26.07.2024
Pflege mit Herz – wie viel Empathie ist gesund?
In der Pflege wird immer wieder mit Slogan wie „Pflege mit Herz“ geworben. Viele Leute nehmen intuitiv an, dass viel Empathie in der Pflege auch viel hilft oder sogar nötig ist. Auf der anderen Seite gibt es auch die Sichtweise, dass Empathie im Job weniger wichtig ist als Professionalität und Distanz zu Patient*innen gesund hält.
Interessant ist dazu die Studienlage, die tatsächlich gemischt ist: es gibt keine einfache Antwort darauf, wie gut oder schlecht Empathie in der Pflege ist.
Zu viel Empathie macht krank – professionelle Distanz hilft
Erfahrungswerte vieler Pflegeprofis und auch diverse Studien zeigen, dass viel Empathie in der Pflege krank machen kann. Denn Empathie bedeutet, nicht nur die Sichtweise der anderen Person zu erkennen und mit dem Verstand nachvollziehen zu können („Ich verstehe, wieso es schlecht ist, einen Arm zu verlieren.“), sondern diesen vorgestellten emotionalen Zustand auch selbst zu übernehmen („Ich fühle mich ganz schrecklich, weil es so hilflos macht, einen Arm zu verlieren.“).
Besonders fatal ist „zu viel Empathie“, also zu viel selbst-fühlen, was man im anderen sieht, wenn man sich daraus Verpflichtungen baut. Statt nur zu verstehen, wie der andere sich fühlt, sieht man sich selbst in der Pflicht, das Gefühl zu „beheben“ oder Probleme zu reparieren. So brennen Pflegekräfte schnell aus. Es gibt daher sogar die Perspektive, dass Empathie zwar die Arbeitsqualität aus Sicht von Patient*innen verbessert, Gesundheitsexpert*innen selbst aber dadurch stärker belastet werden.
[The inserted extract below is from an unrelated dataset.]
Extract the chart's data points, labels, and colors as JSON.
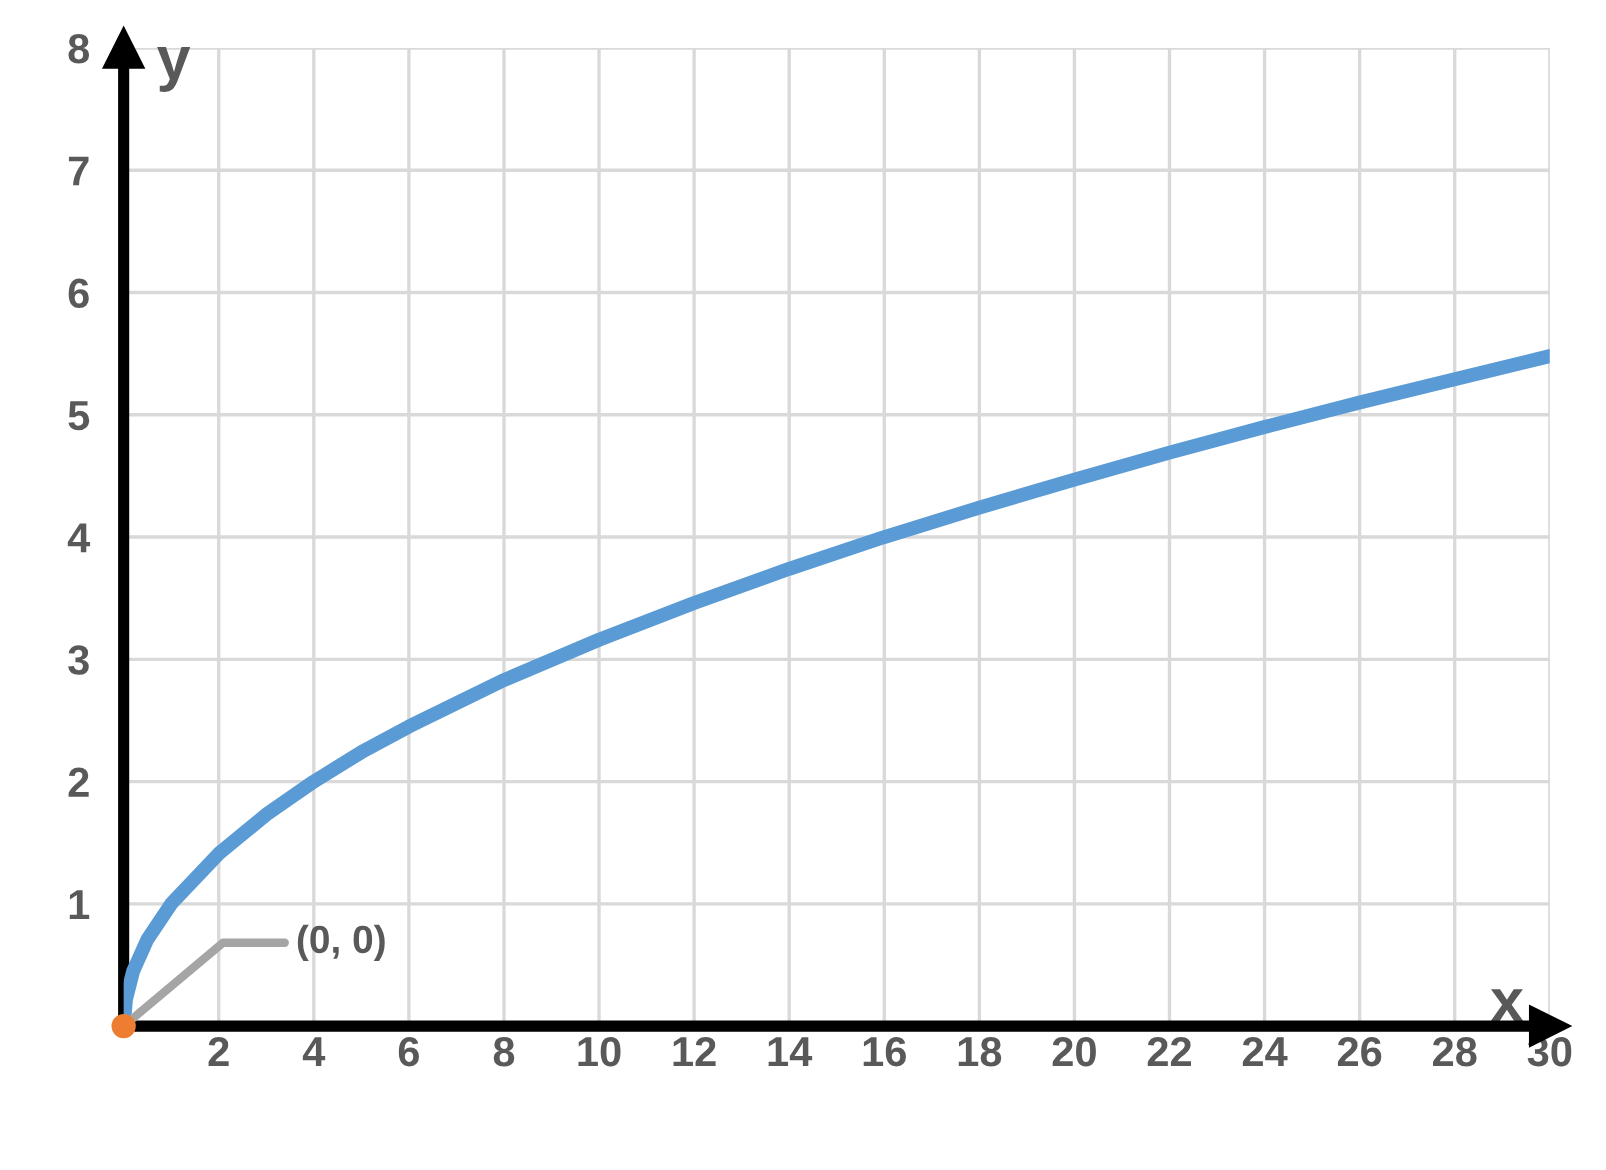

Zu wenig Empathie lässt die Arbeit hohl erscheinen
Wer andersrum zu wenig Empathie hat und sich nur (noch) distanziert, kann aus der Arbeit mit Menschen oft zu wenig Befriedigung schöpfen. Der körperlichen und mentalen Anstrengung steht keine „Belohnung“ gegenüber, weil man keinen Sinn in der Tätigkeit entdecken kann.
Auch losgelöst von diesem „sinnstiftenden“ Mitempfinden macht fehlende Empathie oder innere Distanz, die für Patient*innen spürbar wird, die Qualität der geleisteten Arbeit tatsächlich schlechter. So fehlt auch die abstraktere Befriedigung, seine Arbeit gut zu machen.
Deswegen gibt es auch Studien, die zeigen, dass Empathie bei der Arbeit im Gesundheitswesen notwendig ist, um nicht (oder weniger) krank vom Stress zu werden.
Mitgefühl (steuern) lernen
Wie so oft im Leben gilt es, das passende Mittelmaß für Empathie in der Pflege zu finden. Ein erster Schritt ist das bewusste Erkennen von fremden und eigenen Emotionen: Wo bin ich selbst betroffen, wo empfinde ich „nur“ mit? Weiter geht es mit dem klaren Erkennen der eigenen Aufgabe. Manchmal kann man tatsächlich nicht viel tun, um das Leid einer anderen Person zu lindern – auch wenn die vielleicht sogar diesen Anspruch an einen stellt. Hier kommt das „Abgrenzen“ ins Spiel: nicht einfach von anderen Menschen, sondern von der Idee, für die verantwortlich zu sein.
Wer merkt, dass er im Job zu viel oder zu wenig Empathie empfindet, kann sich in Kursen fortbilden – oder bei Bedarf auch therapeutische Hilfe in Anspruch nehmen, weil „Selbstkontrolle“ keine einfache, sondern eine der größten Herausforderungen ist.